"The possibility of a radiation leak there is growing" with each new nuclear test, Paik Hak-soon, senior researcher at the Sejong Institute, told the Korea Times Monday. More potent underground explosions are increasing the risk of collapse, Paik said.
Another nuclear researcher, Chinese scientist Wei Shijie, told The Telegraph UK "the problem is quite serious and a nuclear leak is inevitable … It’s just a matter of time to detect it, because there are cracks on mountains where radioactive substances will leak."
Pyongyang’s September 3 hydrogen bomb test was novel not necessarily because of the type of nuclear weapon that had been trialed, but rather because of how big the explosion was, Hans Kristensen, director of the Nuclear Information Project at the Federation for American Scientists told Radio Sputnik’s Loud & Clear last Tuesday.
"The ranges I hear are from 100 to 250 kiloton, depending on who you ask,” Kristensen said. “That’s a significant increase from the 10 to 20 kiloton [explosion] they had in previous tests," he noted.
The powerful blast "hasn’t affected our environment and public yet," China’s Ministry of Environmental Protection said on September 3 following an analysis of the Chinese provinces nearest to Punggye-ri, the Diplomat reports.
Nevertheless, Chinese scientists told the South China Morning Post the continued tests posed a "huge threat" to the region, "especially China."
"We call it taking the roof off," Wang Naiyan, a researcher for Beijing’s nuclear weapons program, told SCMP. "If the mountain collapses and the hole is exposed, it will let out many bad things," Wang said September 6.
“The North Korean government should stop the tests as they pose a huge threat not only to North Korea but to other countries, especially China,” the researcher said.
Former RAND Corporation defense analyst Bruce Bennet told US media outlets the next nuclear test at Punggye-ri could be an “absolutely huge eruption” that would kill “thousands – if not tens of thousands – of Chinese and North Koreans."
But not everyone is sold on the likelihood that another nuclear test will lead to chaos.

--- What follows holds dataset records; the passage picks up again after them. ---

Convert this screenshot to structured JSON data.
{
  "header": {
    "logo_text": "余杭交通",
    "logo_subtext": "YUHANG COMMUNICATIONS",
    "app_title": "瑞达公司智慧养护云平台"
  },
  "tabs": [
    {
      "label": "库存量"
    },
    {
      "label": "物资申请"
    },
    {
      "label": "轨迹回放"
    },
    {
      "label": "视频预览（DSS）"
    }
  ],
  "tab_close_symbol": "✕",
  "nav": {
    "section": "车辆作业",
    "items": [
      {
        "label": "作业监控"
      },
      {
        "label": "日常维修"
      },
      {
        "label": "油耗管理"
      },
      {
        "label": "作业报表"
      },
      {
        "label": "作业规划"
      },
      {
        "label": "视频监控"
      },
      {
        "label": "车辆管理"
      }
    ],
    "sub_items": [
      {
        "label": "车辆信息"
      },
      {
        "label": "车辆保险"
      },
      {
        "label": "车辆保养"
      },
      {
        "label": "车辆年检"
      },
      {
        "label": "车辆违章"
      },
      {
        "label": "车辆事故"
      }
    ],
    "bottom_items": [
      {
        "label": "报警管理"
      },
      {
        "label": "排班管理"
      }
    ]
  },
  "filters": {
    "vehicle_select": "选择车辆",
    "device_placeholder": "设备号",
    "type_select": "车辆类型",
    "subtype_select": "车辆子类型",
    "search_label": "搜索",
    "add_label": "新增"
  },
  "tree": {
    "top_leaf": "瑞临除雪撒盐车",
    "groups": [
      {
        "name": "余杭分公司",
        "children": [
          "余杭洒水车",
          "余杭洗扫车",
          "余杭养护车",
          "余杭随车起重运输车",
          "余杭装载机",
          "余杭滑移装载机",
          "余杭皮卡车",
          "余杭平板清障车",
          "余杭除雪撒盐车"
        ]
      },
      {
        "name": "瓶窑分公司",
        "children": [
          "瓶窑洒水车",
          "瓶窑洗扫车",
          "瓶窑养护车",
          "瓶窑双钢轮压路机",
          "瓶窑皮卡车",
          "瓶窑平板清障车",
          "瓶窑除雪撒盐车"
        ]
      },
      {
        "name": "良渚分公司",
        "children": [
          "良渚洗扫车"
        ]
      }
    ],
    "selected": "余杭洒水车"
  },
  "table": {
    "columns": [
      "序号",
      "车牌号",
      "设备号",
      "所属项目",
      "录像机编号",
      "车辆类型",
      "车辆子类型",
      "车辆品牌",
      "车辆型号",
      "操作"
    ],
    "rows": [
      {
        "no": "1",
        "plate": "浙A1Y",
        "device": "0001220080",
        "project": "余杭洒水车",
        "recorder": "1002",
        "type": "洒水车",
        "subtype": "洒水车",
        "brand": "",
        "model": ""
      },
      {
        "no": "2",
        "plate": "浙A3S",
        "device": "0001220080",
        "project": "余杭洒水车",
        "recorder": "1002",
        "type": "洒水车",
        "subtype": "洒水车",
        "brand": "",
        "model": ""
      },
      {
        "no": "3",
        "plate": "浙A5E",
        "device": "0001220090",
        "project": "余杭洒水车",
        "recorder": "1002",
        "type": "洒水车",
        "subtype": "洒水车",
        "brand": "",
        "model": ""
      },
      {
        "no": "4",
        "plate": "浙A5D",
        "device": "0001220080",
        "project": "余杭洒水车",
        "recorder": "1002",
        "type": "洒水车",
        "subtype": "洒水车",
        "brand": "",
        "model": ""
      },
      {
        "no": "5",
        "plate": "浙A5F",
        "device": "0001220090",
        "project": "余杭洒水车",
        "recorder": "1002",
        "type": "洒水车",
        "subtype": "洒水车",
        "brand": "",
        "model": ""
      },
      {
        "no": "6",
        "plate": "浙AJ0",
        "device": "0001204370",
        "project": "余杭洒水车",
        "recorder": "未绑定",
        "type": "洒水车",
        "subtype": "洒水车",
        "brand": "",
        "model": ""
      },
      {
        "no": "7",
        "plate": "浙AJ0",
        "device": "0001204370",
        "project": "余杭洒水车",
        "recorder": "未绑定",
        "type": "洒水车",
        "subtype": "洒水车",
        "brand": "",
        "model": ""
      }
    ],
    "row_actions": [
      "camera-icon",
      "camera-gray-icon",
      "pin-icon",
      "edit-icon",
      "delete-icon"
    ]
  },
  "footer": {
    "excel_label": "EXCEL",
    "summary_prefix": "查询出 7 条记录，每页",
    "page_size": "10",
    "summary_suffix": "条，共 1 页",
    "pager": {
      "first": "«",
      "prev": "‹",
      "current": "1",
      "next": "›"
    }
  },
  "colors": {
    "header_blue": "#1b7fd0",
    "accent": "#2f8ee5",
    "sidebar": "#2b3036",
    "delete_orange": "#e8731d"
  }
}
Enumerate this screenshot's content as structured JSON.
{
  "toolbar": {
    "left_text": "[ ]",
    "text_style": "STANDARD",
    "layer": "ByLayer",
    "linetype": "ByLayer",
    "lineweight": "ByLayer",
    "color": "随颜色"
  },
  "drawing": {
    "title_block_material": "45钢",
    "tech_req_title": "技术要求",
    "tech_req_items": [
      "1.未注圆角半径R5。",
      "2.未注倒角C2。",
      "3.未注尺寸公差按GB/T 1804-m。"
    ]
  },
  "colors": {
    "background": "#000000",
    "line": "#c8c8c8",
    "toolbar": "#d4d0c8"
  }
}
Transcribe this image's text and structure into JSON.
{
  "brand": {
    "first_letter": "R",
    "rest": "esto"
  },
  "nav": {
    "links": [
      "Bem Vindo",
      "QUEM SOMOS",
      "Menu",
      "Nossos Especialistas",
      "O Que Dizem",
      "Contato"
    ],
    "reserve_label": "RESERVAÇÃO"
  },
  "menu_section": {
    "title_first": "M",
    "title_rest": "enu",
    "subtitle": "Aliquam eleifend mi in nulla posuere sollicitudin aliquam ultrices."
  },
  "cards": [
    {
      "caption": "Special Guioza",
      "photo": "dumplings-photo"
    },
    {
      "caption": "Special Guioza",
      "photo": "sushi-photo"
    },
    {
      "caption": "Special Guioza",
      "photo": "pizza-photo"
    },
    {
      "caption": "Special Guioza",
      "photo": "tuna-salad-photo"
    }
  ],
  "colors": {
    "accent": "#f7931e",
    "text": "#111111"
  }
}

38 North, a website specializing in topics on North Korea that is closely affiliated with Johns Hopkins University, reports “there is simply no valid basis to expect that any underground nuclear test that could be conducted by North Korea and contained within the geologic setting of the Punggye-ri Nuclear Test Site could trigger a subsequent eruption of the Mount Baekdu volcano.”